TimesDaily
- Type: Daily newspaper
- Format: Broadsheet
- Owner(s): Tennessee Valley Printing Co., Inc.
- Publisher: Darrell Sandlin
- Editor: Gary Maitland
- Founded: 1890
- Headquarters: 219 W. Tennessee Street Florence, Alabama 35630 United States
- Circulation: 28,900 (daily) 30,500 (Sunday)
- ISSN: 2998-3657
- OCLC number: 964829746
- Website: timesdaily.com

= TimesDaily =

American newspaper from Florence, Alabama

The TimesDaily is a daily newspaper published in Florence, Alabama. It covers a four-county region in Alabama, including Lauderdale, Colbert, Franklin, and Lawrence counties, as well as parts of southern Tennessee and northeast Mississippi. In addition to its editorial offices in Florence, the TimesDaily maintains a state capital bureau in Montgomery.

The newspaper is owned by the Tennessee Valley Printing Co., which also publishes The Decatur Daily. The TimesDaily has a twelve-month average circulation of 28,900 for daily editions and 30,500 for Sunday editions. Of the 25 daily newspapers published in Alabama, the TimesDaily has the seventh-highest daily circulation.
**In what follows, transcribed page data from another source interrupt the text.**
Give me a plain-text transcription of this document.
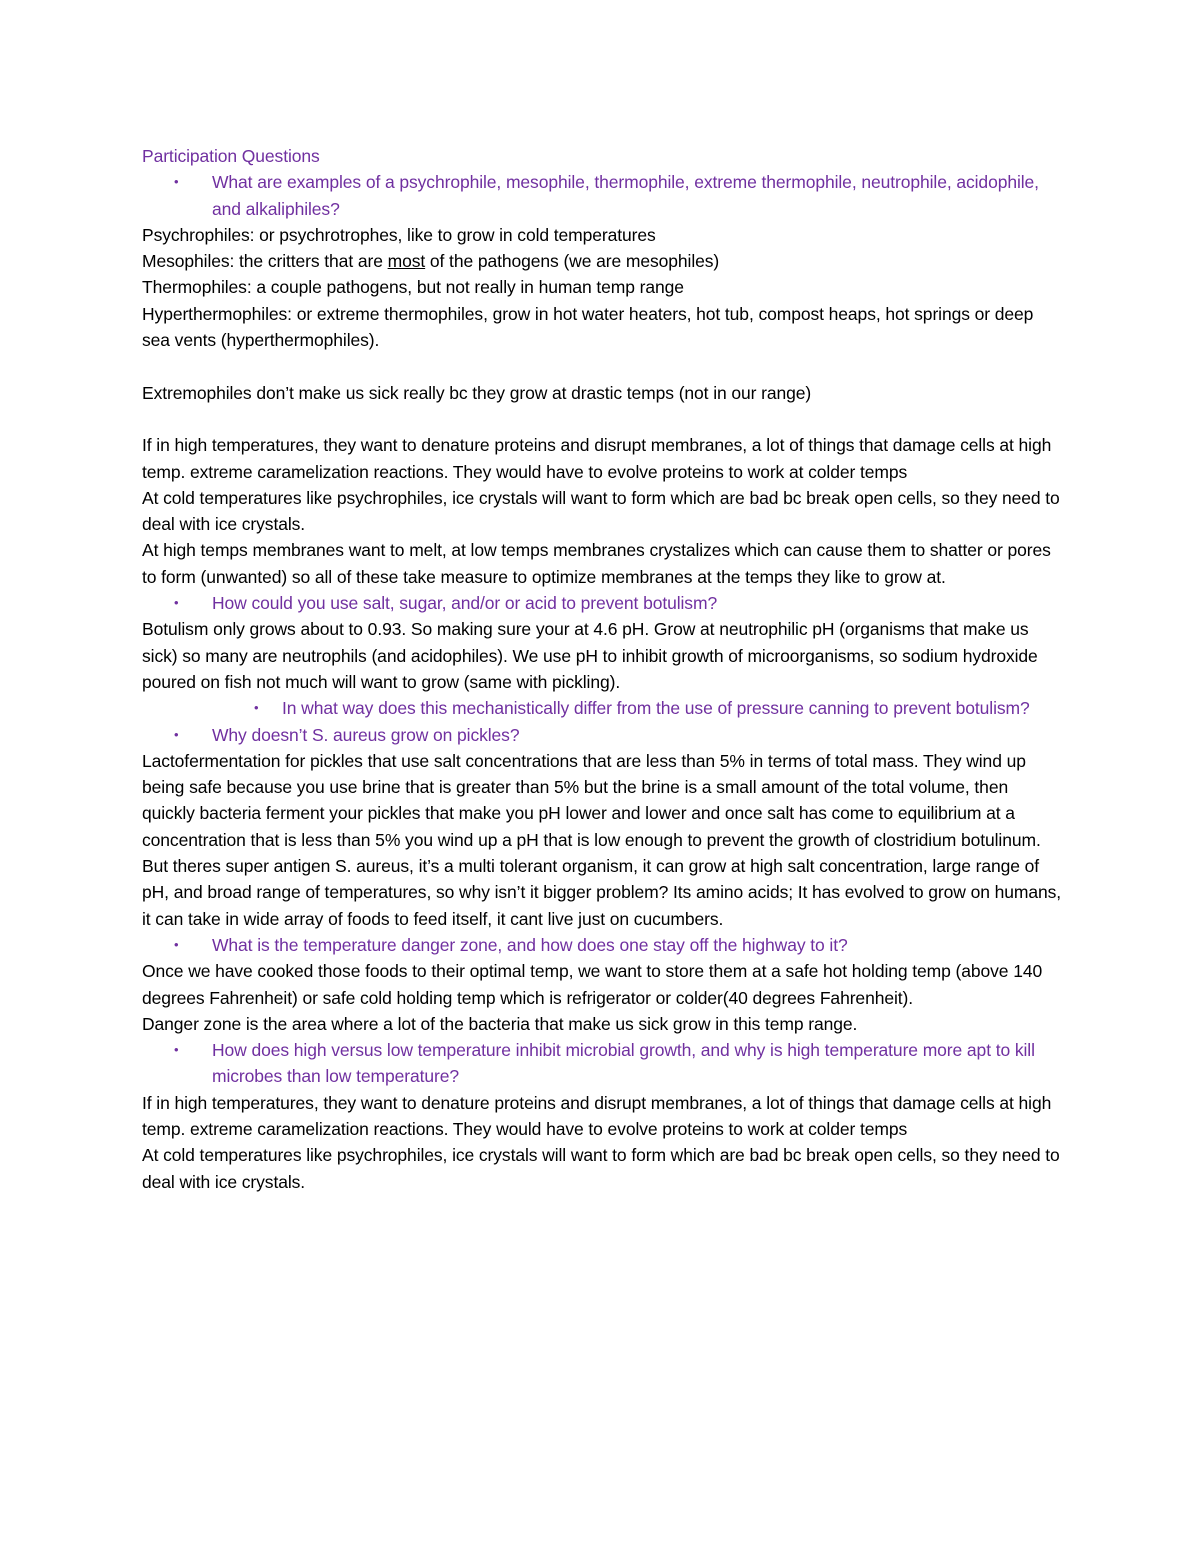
Participation Questions

• What are examples of a psychrophile, mesophile, thermophile, extreme thermophile, neutrophile, acidophile, and alkaliphiles?

Psychrophiles: or psychrotrophes, like to grow in cold temperatures

Mesophiles: the critters that are most of the pathogens (we are mesophiles)

Thermophiles: a couple pathogens, but not really in human temp range

Hyperthermophiles: or extreme thermophiles, grow in hot water heaters, hot tub, compost heaps, hot springs or deep sea vents (hyperthermophiles).

Extremophiles don’t make us sick really bc they grow at drastic temps (not in our range)

If in high temperatures, they want to denature proteins and disrupt membranes, a lot of things that damage cells at high temp. extreme caramelization reactions. They would have to evolve proteins to work at colder temps

At cold temperatures like psychrophiles, ice crystals will want to form which are bad bc break open cells, so they need to deal with ice crystals.

At high temps membranes want to melt, at low temps membranes crystalizes which can cause them to shatter or pores to form (unwanted) so all of these take measure to optimize membranes at the temps they like to grow at.

• How could you use salt, sugar, and/or or acid to prevent botulism?

Botulism only grows about to 0.93. So making sure your at 4.6 pH. Grow at neutrophilic pH (organisms that make us sick) so many are neutrophils (and acidophiles). We use pH to inhibit growth of microorganisms, so sodium hydroxide poured on fish not much will want to grow (same with pickling).

• In what way does this mechanistically differ from the use of pressure canning to prevent botulism?
• Why doesn’t S. aureus grow on pickles?

Lactofermentation for pickles that use salt concentrations that are less than 5% in terms of total mass. They wind up being safe because you use brine that is greater than 5% but the brine is a small amount of the total volume, then quickly bacteria ferment your pickles that make you pH lower and lower and once salt has come to equilibrium at a concentration that is less than 5% you wind up a pH that is low enough to prevent the growth of clostridium botulinum. But theres super antigen S. aureus, it’s a multi tolerant organism, it can grow at high salt concentration, large range of pH, and broad range of temperatures, so why isn’t it bigger problem? Its amino acids; It has evolved to grow on humans, it can take in wide array of foods to feed itself, it cant live just on cucumbers.

• What is the temperature danger zone, and how does one stay off the highway to it?

Once we have cooked those foods to their optimal temp, we want to store them at a safe hot holding temp (above 140 degrees Fahrenheit) or safe cold holding temp which is refrigerator or colder(40 degrees Fahrenheit).

Danger zone is the area where a lot of the bacteria that make us sick grow in this temp range.

• How does high versus low temperature inhibit microbial growth, and why is high temperature more apt to kill microbes than low temperature?

If in high temperatures, they want to denature proteins and disrupt membranes, a lot of things that damage cells at high temp. extreme caramelization reactions. They would have to evolve proteins to work at colder temps

At cold temperatures like psychrophiles, ice crystals will want to form which are bad bc break open cells, so they need to deal with ice crystals.
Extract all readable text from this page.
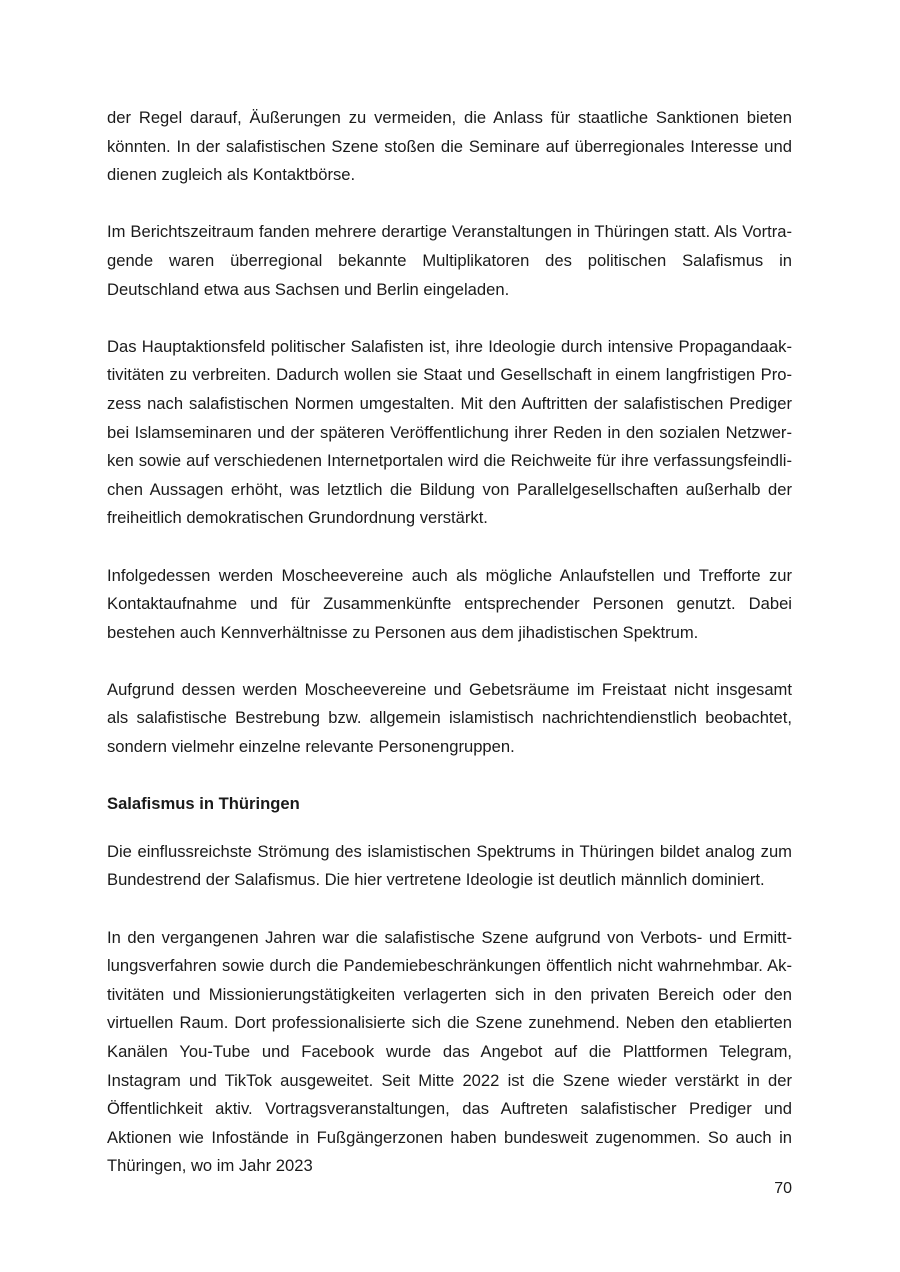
der Regel darauf, Äußerungen zu vermeiden, die Anlass für staatliche Sanktionen bieten könnten. In der salafistischen Szene stoßen die Seminare auf überregionales Interesse und dienen zugleich als Kontaktbörse.

Im Berichtszeitraum fanden mehrere derartige Veranstaltungen in Thüringen statt. Als Vortragende waren überregional bekannte Multiplikatoren des politischen Salafismus in Deutschland etwa aus Sachsen und Berlin eingeladen.

Das Hauptaktionsfeld politischer Salafisten ist, ihre Ideologie durch intensive Propagandaaktivitäten zu verbreiten. Dadurch wollen sie Staat und Gesellschaft in einem langfristigen Prozess nach salafistischen Normen umgestalten. Mit den Auftritten der salafistischen Prediger bei Islamseminaren und der späteren Veröffentlichung ihrer Reden in den sozialen Netzwerken sowie auf verschiedenen Internetportalen wird die Reichweite für ihre verfassungsfeindlichen Aussagen erhöht, was letztlich die Bildung von Parallelgesellschaften außerhalb der freiheitlich demokratischen Grundordnung verstärkt.

Infolgedessen werden Moscheevereine auch als mögliche Anlaufstellen und Trefforte zur Kontaktaufnahme und für Zusammenkünfte entsprechender Personen genutzt. Dabei bestehen auch Kennverhältnisse zu Personen aus dem jihadistischen Spektrum.

Aufgrund dessen werden Moscheevereine und Gebetsräume im Freistaat nicht insgesamt als salafistische Bestrebung bzw. allgemein islamistisch nachrichtendienstlich beobachtet, sondern vielmehr einzelne relevante Personengruppen.

Salafismus in Thüringen

Die einflussreichste Strömung des islamistischen Spektrums in Thüringen bildet analog zum Bundestrend der Salafismus. Die hier vertretene Ideologie ist deutlich männlich dominiert.

In den vergangenen Jahren war die salafistische Szene aufgrund von Verbots- und Ermittlungsverfahren sowie durch die Pandemiebeschränkungen öffentlich nicht wahrnehmbar. Aktivitäten und Missionierungstätigkeiten verlagerten sich in den privaten Bereich oder den virtuellen Raum. Dort professionalisierte sich die Szene zunehmend. Neben den etablierten Kanälen You-Tube und Facebook wurde das Angebot auf die Plattformen Telegram, Instagram und TikTok ausgeweitet. Seit Mitte 2022 ist die Szene wieder verstärkt in der Öffentlichkeit aktiv. Vortragsveranstaltungen, das Auftreten salafistischer Prediger und Aktionen wie Infostände in Fußgängerzonen haben bundesweit zugenommen. So auch in Thüringen, wo im Jahr 2023

70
The TimesDaily was founded in 1889 as The Florence Times, publishing its first edition on July 4, 1890. A sister paper, The Tri-Cities Daily, was founded in 1907. The two newspapers merged in 1967, and were published for a time as The Florence Times—Tri-Cities Daily, which led to the current name TimesDaily.

In 1972, the TimesDaily was acquired by Worrell Newspapers. In 1982, The New York Times Company acquired eight daily newspapers, including the TimesDaily, from Worrell. The Tennessee Valley Printing Co. purchased the TimesDaily from the New York Times Regional Media Group in March 2009.